Kalish is Leading Professor and Head of Performance Activities at the State University of New York at Stony Brook. From 1968 to 1997, he was a faculty member of the Tanglewood Music Center and served as the "Chairman of the Faculty" at Tanglewood from 1985 to 1997. He has also served on the faculties of the Banff Centre and the Steans Institute at Ravinia, and is renowned for his master class presentations.

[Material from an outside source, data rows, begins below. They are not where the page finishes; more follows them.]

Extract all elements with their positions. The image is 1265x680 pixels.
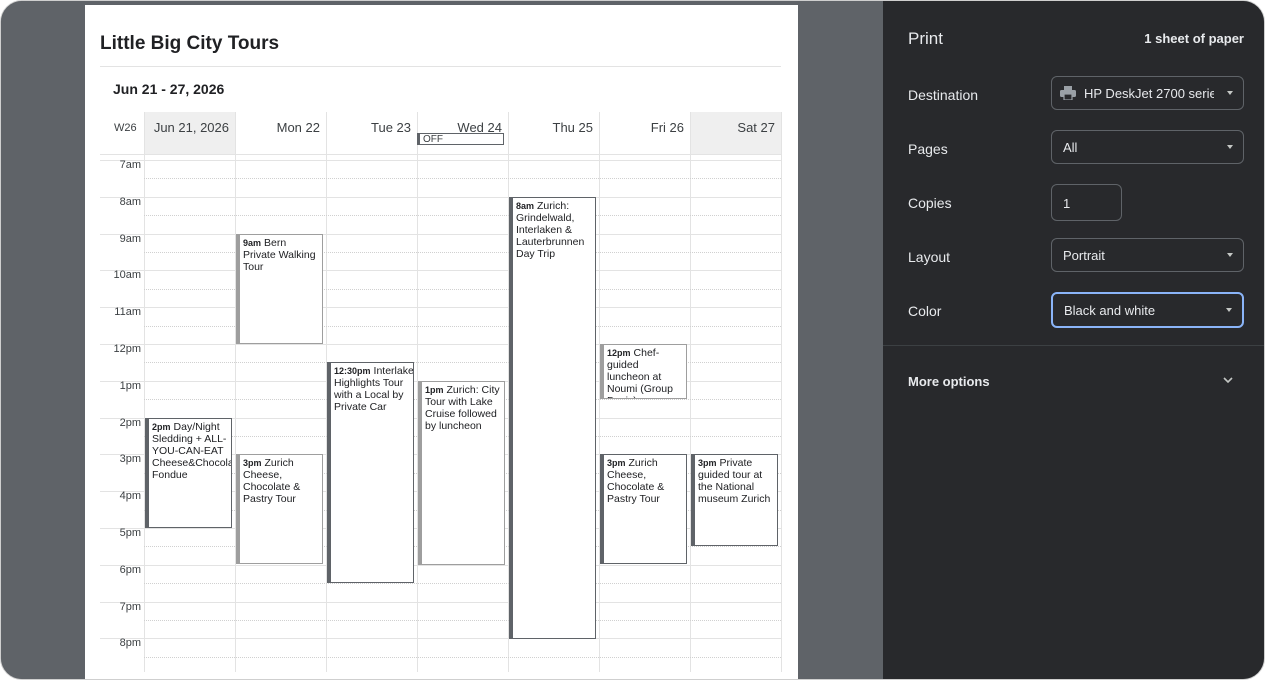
half-hour-line: [144, 178, 781, 179]
document-title: Little Big City Tours: [100, 33, 280, 54]
hour-line: [100, 270, 781, 271]
more-options-toggle[interactable]: More options: [908, 374, 990, 389]
hour-line: [100, 307, 781, 308]
event-time: 12:30pm: [334, 366, 371, 376]
layout-label: Layout: [908, 249, 951, 265]
destination-select[interactable]: HP DeskJet 2700 series: [1051, 76, 1244, 110]
event-time: 9am: [243, 238, 262, 248]
time-label: 5pm: [119, 527, 141, 539]
hour-line: [100, 565, 781, 566]
time-label: 3pm: [119, 453, 141, 465]
day-header-label: Thu 25: [552, 120, 593, 135]
copies-label: Copies: [908, 195, 952, 211]
copies-value: 1: [1063, 196, 1071, 211]
destination-value: HP DeskJet 2700 series: [1084, 86, 1214, 101]
layout-select[interactable]: Portrait: [1051, 238, 1244, 272]
hour-line: [100, 234, 781, 235]
event-time: 8am: [516, 201, 535, 211]
calendar-event[interactable]: 3pm Private guided tour at the National m…: [691, 454, 778, 546]
day-column-divider: [235, 112, 236, 672]
time-label: 8pm: [119, 637, 141, 649]
time-label: 1pm: [119, 380, 141, 392]
calendar-event[interactable]: 3pm Zurich Cheese, Chocolate & Pastry Tou…: [236, 454, 323, 564]
time-label: 8am: [119, 196, 141, 208]
chevron-down-icon: [1227, 145, 1233, 149]
hour-line: [100, 197, 781, 198]
preview-page: Little Big City Tours Jun 21 - 27, 2026 …: [85, 5, 798, 679]
calendar-event[interactable]: 2pm Day/Night Sledding + ALL-YOU-CAN-EAT …: [145, 418, 232, 528]
time-label: 2pm: [119, 417, 141, 429]
event-time: 3pm: [243, 458, 262, 468]
week-calendar: W26 Jun 21, 2026 Mon 22 Tue 23 Wed 24 Thu 25…: [100, 112, 782, 672]
time-label: 11am: [114, 306, 141, 318]
day-column-divider: [781, 112, 782, 672]
week-number: W26: [114, 122, 137, 134]
time-label: 7am: [119, 159, 141, 171]
hour-line: [100, 638, 781, 639]
day-header-label: Jun 21, 2026: [153, 120, 229, 135]
chevron-down-icon: [1226, 308, 1232, 312]
day-header: Thu 25: [508, 112, 599, 154]
calendar-event[interactable]: 1pm Zurich: City Tour with Lake Cruise fo…: [418, 381, 505, 565]
day-header-label: Tue 23: [371, 120, 411, 135]
calendar-event[interactable]: 8am Zurich: Grindelwald, Interlaken & Lau…: [509, 197, 596, 639]
color-select[interactable]: Black and white: [1051, 292, 1244, 328]
time-label: 4pm: [119, 490, 141, 502]
event-time: 12pm: [607, 348, 631, 358]
day-column-divider: [144, 112, 145, 672]
time-label: 10am: [113, 269, 141, 281]
destination-label: Destination: [908, 87, 979, 103]
event-time: 2pm: [152, 422, 171, 432]
chevron-down-icon: [1227, 91, 1233, 95]
day-header: Sat 27: [690, 112, 781, 154]
calendar-event[interactable]: 3pm Zurich Cheese, Chocolate & Pastry Tou…: [600, 454, 687, 564]
pages-select[interactable]: All: [1051, 130, 1244, 164]
print-title: Print: [908, 29, 943, 48]
pages-label: Pages: [908, 141, 948, 157]
date-range: Jun 21 - 27, 2026: [113, 81, 225, 97]
calendar-event[interactable]: 12:30pmInterlaken: Highlights Tour with …: [327, 362, 414, 583]
sheet-count: 1 sheet of paper: [1144, 31, 1244, 46]
day-header: Jun 21, 2026: [144, 112, 235, 154]
print-settings-panel: Print 1 sheet of paper Destination HP De…: [883, 1, 1264, 679]
color-value: Black and white: [1064, 303, 1156, 318]
copies-input[interactable]: 1: [1051, 184, 1122, 221]
hour-line: [100, 602, 781, 603]
calendar-event[interactable]: 12pm Chef-guided luncheon at Noumi (Group…: [600, 344, 687, 399]
layout-value: Portrait: [1063, 248, 1105, 263]
event-time: 1pm: [425, 385, 444, 395]
day-header: Mon 22: [235, 112, 326, 154]
time-label: 9am: [119, 233, 141, 245]
time-label: 6pm: [119, 564, 141, 576]
hour-line: [100, 160, 781, 161]
half-hour-line: [144, 657, 781, 658]
day-header: Tue 23: [326, 112, 417, 154]
half-hour-line: [144, 583, 781, 584]
day-header: Fri 26: [599, 112, 690, 154]
day-header-label: Mon 22: [276, 120, 320, 135]
all-day-off-badge[interactable]: OFF: [417, 133, 504, 145]
day-header-label: Fri 26: [650, 120, 684, 135]
printer-icon: [1060, 86, 1076, 100]
chevron-down-icon[interactable]: [1222, 375, 1234, 385]
settings-divider: [883, 345, 1264, 346]
time-label: 7pm: [119, 601, 141, 613]
print-preview-area[interactable]: Little Big City Tours Jun 21 - 27, 2026 …: [1, 1, 883, 679]
header-divider: [100, 154, 781, 155]
day-column-divider: [690, 112, 691, 672]
color-label: Color: [908, 303, 942, 319]
pages-value: All: [1063, 140, 1078, 155]
event-time: 3pm: [607, 458, 626, 468]
calendar-event[interactable]: 9am Bern Private Walking Tour: [236, 234, 323, 344]
title-divider: [100, 66, 781, 67]
day-header-label: Sat 27: [737, 120, 775, 135]
time-label: 12pm: [113, 343, 141, 355]
half-hour-line: [144, 215, 781, 216]
print-dialog-window: Little Big City Tours Jun 21 - 27, 2026 …: [0, 0, 1265, 680]
event-time: 3pm: [698, 458, 717, 468]
chevron-down-icon: [1227, 253, 1233, 257]
half-hour-line: [144, 620, 781, 621]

Kalish has a large discography, encompassing classical repertory, 20th-century masterworks and new compositions. These include his solo recordings of Charles Ives' Concord Sonata and sonatas of Joseph Haydn, vocal music with Jan DeGaetani and landmarks of the 20th-century by composers such as Elliott Carter, George Crumb, Ralph Shapey, and Arnold Schoenberg. He made the world premiere recordings of Charles Ives' Largo for Violin and Piano, In Re Con Moto et al., Largo Risoluto No. 1 & 2, A Set of Three Short Pieces, and songs The All-Enduring, The Innate, and Song (She is not fair). Kalish appeared on Charles Schwartz's 1979 jazz symphony Mother______! Mother______!! with Clark Terry and Zoot Sims.

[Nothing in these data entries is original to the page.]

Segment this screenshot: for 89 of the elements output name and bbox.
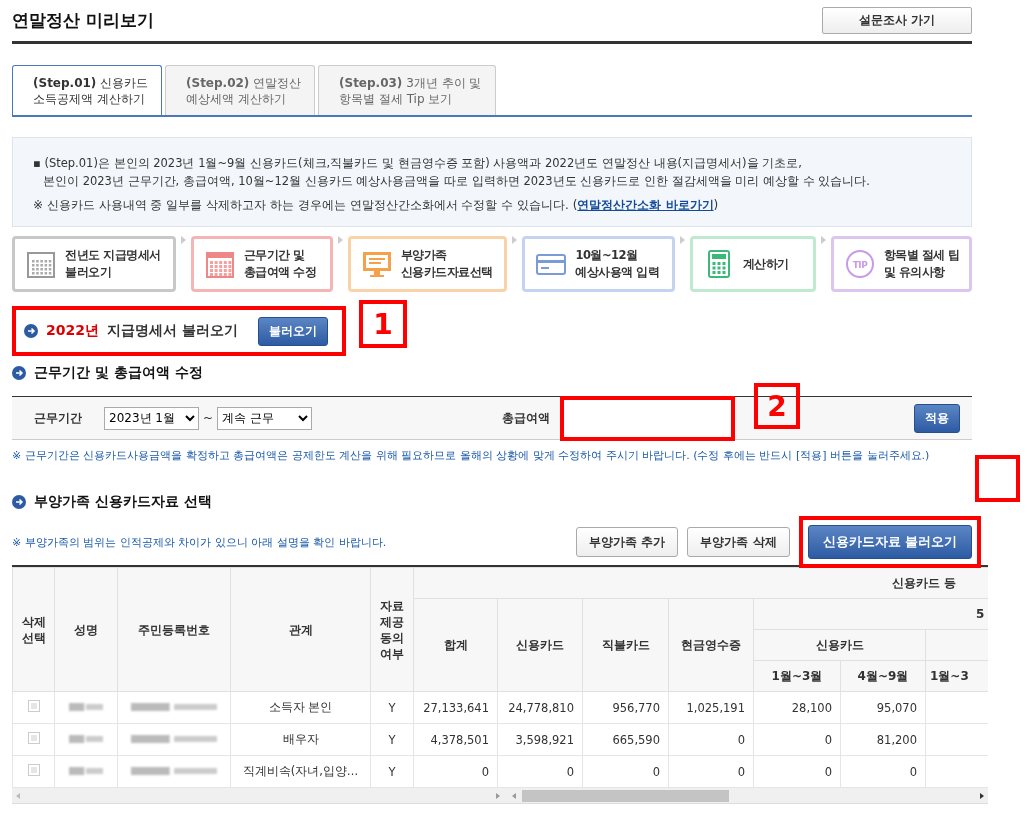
column-header: 1월~3월: [753, 660, 841, 692]
agree-cell: Y: [370, 691, 414, 724]
relation-cell: 배우자: [230, 723, 371, 756]
amount-cell: 665,590: [582, 723, 669, 756]
amount-cell: 24,778,810: [497, 691, 583, 724]
column-header: 현금영수증: [668, 598, 754, 692]
amount-cell: 0: [753, 723, 841, 756]
dependent-button[interactable]: 부양가족 추가: [576, 527, 679, 557]
load-button[interactable]: 불러오기: [257, 316, 328, 346]
chevron-icon: [180, 236, 186, 244]
dependent-note: ※ 부양가족의 범위는 인적공제와 차이가 있으니 아래 설명을 확인 바랍니다.: [12, 534, 387, 550]
bullet-icon: [12, 366, 26, 380]
period-label: 근무기간: [34, 409, 82, 427]
agree-cell: Y: [370, 723, 414, 756]
simplified-service-link[interactable]: 연말정산간소화 바로가기: [577, 198, 714, 212]
step-tab[interactable]: (Step.01) 신용카드 소득공제액 계산하기: [12, 65, 162, 115]
annotation-number: 1: [359, 300, 407, 348]
column-header: 신용카드: [497, 598, 583, 692]
column-header: 신용카드 등: [413, 567, 988, 599]
column-header: 신용카드: [753, 629, 926, 661]
step-card[interactable]: 전년도 지급명세서 불러오기: [12, 236, 176, 292]
start-month-select[interactable]: 2023년 1월: [104, 406, 199, 430]
section-title: 지급명세서 불러오기: [106, 322, 238, 340]
period-note: ※ 근무기간은 신용카드사용금액을 확정하고 총급여액은 공제한도 계산을 위해 필요하므로 올해의 상황에 맞게 수정하여 주시기 바랍니다. (수정 후에는 반드시 [적용] 버튼을 눌러주세요.): [12, 448, 931, 463]
relation-cell: 직계비속(자녀,입양…: [230, 755, 371, 788]
blurred-text: [69, 733, 103, 744]
relation-cell: 소득자 본인: [230, 691, 371, 724]
chevron-icon: [512, 236, 518, 244]
section-title: 근무기간 및 총급여액 수정: [34, 364, 203, 382]
info-text: ▪ (Step.01)은 본인의 2023년 1월~9월 신용카드(체크,직불카드 및 현금영수증 포함) 사용액과 2022년도 연말정산 내용(지급명세서)을 기초로,: [33, 155, 803, 172]
amount-cell: 81,200: [840, 723, 926, 756]
apply-button[interactable]: 적용: [914, 403, 960, 433]
amount-cell: 28,100: [753, 691, 841, 724]
column-header: 삭제 선택: [12, 567, 55, 692]
annotation-box: [975, 455, 1020, 502]
bullet-icon: [24, 324, 38, 338]
info-note: ※ 신용카드 사용내역 중 일부를 삭제하고자 하는 경우에는 연말정산간소화에서 수정할 수 있습니다. (연말정산간소화 바로가기): [33, 197, 720, 214]
step-card[interactable]: 근무기간 및 총급여액 수정: [190, 236, 333, 292]
salary-field[interactable]: [560, 395, 736, 441]
amount-cell: 0: [413, 755, 498, 788]
step-tab[interactable]: (Step.02) 연말정산 예상세액 계산하기: [165, 65, 315, 115]
step-card[interactable]: 계산하기: [689, 236, 816, 292]
chevron-icon: [679, 236, 685, 244]
column-header: 관계: [230, 567, 371, 692]
annotation-number: 2: [754, 383, 800, 429]
chevron-icon: [820, 236, 826, 244]
column-header: 자료 제공 동의 여부: [370, 567, 414, 692]
amount-cell: 0: [753, 755, 841, 788]
info-text: 본인이 2023년 근무기간, 총급여액, 10월~12월 신용카드 예상사용금액을 따로 입력하면 2023년도 신용카드로 인한 절감세액을 미리 예상할 수 있습니다.: [42, 173, 871, 190]
column-header: 직불카드: [582, 598, 669, 692]
checkbox[interactable]: [27, 700, 40, 712]
column-header: 합계: [413, 598, 498, 692]
amount-cell: 95,070: [840, 691, 926, 724]
amount-cell: 1,025,191: [668, 691, 754, 724]
step-card[interactable]: TIP 항목별 절세 팁 및 유의사항: [830, 236, 972, 292]
end-select[interactable]: 계속 근무: [217, 406, 313, 430]
amount-cell: 0: [497, 755, 583, 788]
chevron-icon: [337, 236, 343, 244]
survey-button[interactable]: 설문조사 가기: [822, 7, 972, 34]
checkbox[interactable]: [27, 764, 40, 776]
column-header: 1월~3: [925, 660, 988, 692]
agree-cell: Y: [370, 755, 414, 788]
amount-cell: 0: [668, 755, 754, 788]
dependent-button[interactable]: 부양가족 삭제: [687, 527, 790, 557]
column-header: 5: [753, 598, 988, 630]
bullet-icon: [12, 495, 26, 509]
amount-cell: 0: [668, 723, 754, 756]
amount-cell: 3,598,921: [497, 723, 583, 756]
checkbox[interactable]: [27, 732, 40, 744]
amount-cell: 0: [840, 755, 926, 788]
column-header: 주민등록번호: [117, 567, 231, 692]
page-title: 연말정산 미리보기: [12, 9, 154, 32]
column-header: 4월~9월: [840, 660, 926, 692]
salary-label: 총급여액: [502, 409, 551, 427]
amount-cell: 4,378,501: [413, 723, 498, 756]
step-card[interactable]: 10월~12월 예상사용액 입력: [522, 236, 675, 292]
range-separator: ~: [203, 411, 214, 425]
tip-icon: TIP: [843, 248, 876, 280]
load-card-data-button[interactable]: 신용카드자료 불러오기: [807, 525, 972, 559]
step-card[interactable]: 부양가족 신용카드자료선택: [347, 236, 508, 292]
step-tab[interactable]: (Step.03) 3개년 추이 및 항목별 절세 Tip 보기: [318, 65, 496, 115]
section-title: 부양가족 신용카드자료 선택: [34, 493, 212, 511]
amount-cell: 956,770: [582, 691, 669, 724]
amount-cell: 0: [582, 755, 669, 788]
blurred-text: [69, 765, 103, 776]
amount-cell: 27,133,641: [413, 691, 498, 724]
column-header: 성명: [54, 567, 118, 692]
section-year: 2022년: [46, 322, 99, 340]
blurred-text: [69, 701, 103, 712]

Kalish has given many first performances, and has had many works written for him. He gave the first solo piano recital in the newly renovated Miller Theatre at Columbia University. He has received many honours, including four Grammy Award nominations, and the 2022 Grammy Award for Best Contemporary Classical Composition for his performance on composer Caroline Shaw’s “Narrow Sea” along with singer Dawn Upshaw and So Percussion. In 1995, he was presented with the Paul Fromm Award by the University of Chicago Music Department for distinguished service to the music of our time.